Lastly, my personal opinion on the technical question at stake here (I don’t care much for the personal attacks and polemic that has been thrown around). In my opinion, when you can afford it, you should be using Kyber768 instead of Kyber512. This is not due to any currently existing attacks, and I do not think NIST should change their planned standardizations and recommendations, but purely a precautionary step, and in situations where Kyber512’s performance and overhead is required, it is a solid choice. My reasoning to prefer Kyber768 comes from the fact that there are two types of attacks it might be facing:
- Improvements of lattice reduction attacks
- Algebraic attacks using the additional structure of MLWE over LWE
The former family of attacks is likely to occur, and likely to chip small amounts of the security level of Kyber, without fundamentally threatening the soundness of the algorithm itself. This is what we have seen happening to e.g. RSA in the case of the general number field sieve, where small improvements over time pushed RSA-1024 within reach of modern hardware to factor. Lattice reduction similarly has a tuning space and while the approach is unlikely to break Kyber, it might reduce the security level of Kyber512 below what I’m comfortable with. The second type of attack is far scarier, as increasing the security level slightly is not guaranteed to help much here, and I hope that such an attack does not exist. While it is possible to construct a Kyber640 variant relatively easily, in my experience, Kyber768 is pretty much always acceptable in practice, much simpler, and has a far more comfortable security margin. The same consideration holds for NTRU, which faces the exact same attacks, and I would aim for NIST level 3 there as well. Kyber scales quadratically in time, which is favorable to the cubic scaling behavior of elliptic curves, and makes bumping up the security level less painful.
Lastly, a few thoughts on comparing MLWE (Kyber) vs. NTRU more broadly.
From my perspective as a mathematician, MLWE is the more beautiful problem. This is a fairly useless observation, as mathematical beauty is fairly subjective, and it is not clear whether the more beautiful problem is more secure, but I cannot deny that I find the rather clunky feeling nature of NTRU somewhat offputting.

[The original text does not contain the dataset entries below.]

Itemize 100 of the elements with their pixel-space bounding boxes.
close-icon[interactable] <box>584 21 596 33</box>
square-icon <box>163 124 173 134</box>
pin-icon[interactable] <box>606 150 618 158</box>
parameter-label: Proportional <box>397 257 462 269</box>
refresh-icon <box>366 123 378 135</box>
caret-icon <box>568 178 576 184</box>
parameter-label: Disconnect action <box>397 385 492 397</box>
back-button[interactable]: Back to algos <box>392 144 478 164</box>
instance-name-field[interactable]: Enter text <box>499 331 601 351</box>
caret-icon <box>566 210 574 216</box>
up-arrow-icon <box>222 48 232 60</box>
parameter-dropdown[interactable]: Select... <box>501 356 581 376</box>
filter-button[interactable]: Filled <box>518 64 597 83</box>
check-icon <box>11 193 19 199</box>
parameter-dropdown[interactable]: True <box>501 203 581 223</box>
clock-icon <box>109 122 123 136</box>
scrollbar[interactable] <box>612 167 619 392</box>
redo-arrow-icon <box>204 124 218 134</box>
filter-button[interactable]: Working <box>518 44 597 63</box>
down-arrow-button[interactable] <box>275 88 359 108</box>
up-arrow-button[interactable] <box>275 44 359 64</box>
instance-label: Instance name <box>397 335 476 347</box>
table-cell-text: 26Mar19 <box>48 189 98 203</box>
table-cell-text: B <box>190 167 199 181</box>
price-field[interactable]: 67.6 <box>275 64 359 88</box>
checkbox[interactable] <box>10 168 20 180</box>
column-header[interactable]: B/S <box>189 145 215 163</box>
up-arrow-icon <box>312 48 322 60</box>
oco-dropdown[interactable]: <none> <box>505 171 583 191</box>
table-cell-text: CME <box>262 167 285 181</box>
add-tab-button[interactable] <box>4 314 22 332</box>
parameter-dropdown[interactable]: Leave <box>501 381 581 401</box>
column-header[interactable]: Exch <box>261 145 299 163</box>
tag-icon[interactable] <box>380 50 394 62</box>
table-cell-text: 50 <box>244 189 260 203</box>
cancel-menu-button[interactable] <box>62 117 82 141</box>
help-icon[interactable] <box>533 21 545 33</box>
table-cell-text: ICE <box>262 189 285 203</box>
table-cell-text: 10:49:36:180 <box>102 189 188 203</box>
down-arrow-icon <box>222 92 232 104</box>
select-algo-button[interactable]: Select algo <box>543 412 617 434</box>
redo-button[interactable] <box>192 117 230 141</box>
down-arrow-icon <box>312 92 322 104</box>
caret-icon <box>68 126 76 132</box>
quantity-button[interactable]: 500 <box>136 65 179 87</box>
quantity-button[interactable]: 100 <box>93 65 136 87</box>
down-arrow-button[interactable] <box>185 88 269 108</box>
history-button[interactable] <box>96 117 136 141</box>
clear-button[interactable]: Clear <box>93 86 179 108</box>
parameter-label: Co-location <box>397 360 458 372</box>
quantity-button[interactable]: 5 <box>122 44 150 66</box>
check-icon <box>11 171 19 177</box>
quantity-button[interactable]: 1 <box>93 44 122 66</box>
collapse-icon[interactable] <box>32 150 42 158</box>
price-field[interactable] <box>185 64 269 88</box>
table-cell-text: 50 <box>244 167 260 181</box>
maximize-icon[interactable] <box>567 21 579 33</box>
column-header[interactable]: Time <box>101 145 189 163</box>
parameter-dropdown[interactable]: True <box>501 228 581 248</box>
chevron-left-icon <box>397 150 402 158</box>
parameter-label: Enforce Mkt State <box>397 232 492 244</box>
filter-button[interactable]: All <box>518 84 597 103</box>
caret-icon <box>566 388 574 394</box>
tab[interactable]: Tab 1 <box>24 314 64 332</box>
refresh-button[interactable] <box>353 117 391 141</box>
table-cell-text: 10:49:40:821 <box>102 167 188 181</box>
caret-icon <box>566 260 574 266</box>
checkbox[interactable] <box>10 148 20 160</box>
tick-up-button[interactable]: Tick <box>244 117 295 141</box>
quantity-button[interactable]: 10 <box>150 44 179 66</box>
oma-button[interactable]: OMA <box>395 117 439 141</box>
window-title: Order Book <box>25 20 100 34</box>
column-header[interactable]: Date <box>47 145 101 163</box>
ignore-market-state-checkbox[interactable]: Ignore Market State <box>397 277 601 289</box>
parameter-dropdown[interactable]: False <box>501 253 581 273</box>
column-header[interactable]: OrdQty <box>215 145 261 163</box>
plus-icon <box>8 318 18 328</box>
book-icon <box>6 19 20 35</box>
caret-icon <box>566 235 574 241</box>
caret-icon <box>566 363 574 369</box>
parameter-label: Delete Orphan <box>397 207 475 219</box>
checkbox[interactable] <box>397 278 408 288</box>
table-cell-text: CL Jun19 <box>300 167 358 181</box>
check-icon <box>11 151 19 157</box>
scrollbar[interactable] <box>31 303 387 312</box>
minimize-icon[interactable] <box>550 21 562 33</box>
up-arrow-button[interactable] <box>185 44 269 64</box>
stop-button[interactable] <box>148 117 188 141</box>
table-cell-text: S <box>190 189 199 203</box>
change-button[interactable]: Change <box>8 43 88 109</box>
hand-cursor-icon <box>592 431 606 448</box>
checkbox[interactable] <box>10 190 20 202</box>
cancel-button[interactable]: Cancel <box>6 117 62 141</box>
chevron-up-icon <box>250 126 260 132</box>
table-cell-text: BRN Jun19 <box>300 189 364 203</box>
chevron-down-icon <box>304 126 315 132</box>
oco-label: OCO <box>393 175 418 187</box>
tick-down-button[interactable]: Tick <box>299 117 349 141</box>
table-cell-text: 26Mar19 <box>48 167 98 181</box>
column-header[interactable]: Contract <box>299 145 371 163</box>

From my probably more relevant perspective as an applied cryptographer, MLWE is easier to implement and promises greater performance compared to NTRU at a very comparable security level. While these might seem like “nice to haves”, these considerations tend to matter greatly in practice, and are often what makes or breaks a cryptographic algorithm. The easier the algorithm is to implement correctly, the less I have to worry about side channel attacks bypassing the entire cryptosystem. In the end, attackers rarely try to brute force keys, but quite frequently exploit much more common problems in implementations. Performance and overhead are similarly important to the security of the overall system: If algorithms are too slow, they often end up being underused and put into more fragile, but less expensive protocol constructions. Any analysis that is based on a holistic threat model of the entire system will have to take these considerations into account, and from that perspective alone Kyber, including Kyber512, are the better algorithm choice. NIST has learned this lesson the hard way, with SHA3, despite being the better construction, struggling to gain on SHA2, due to having a far too conservative security margin and a CPU architecture unfriendly implementation.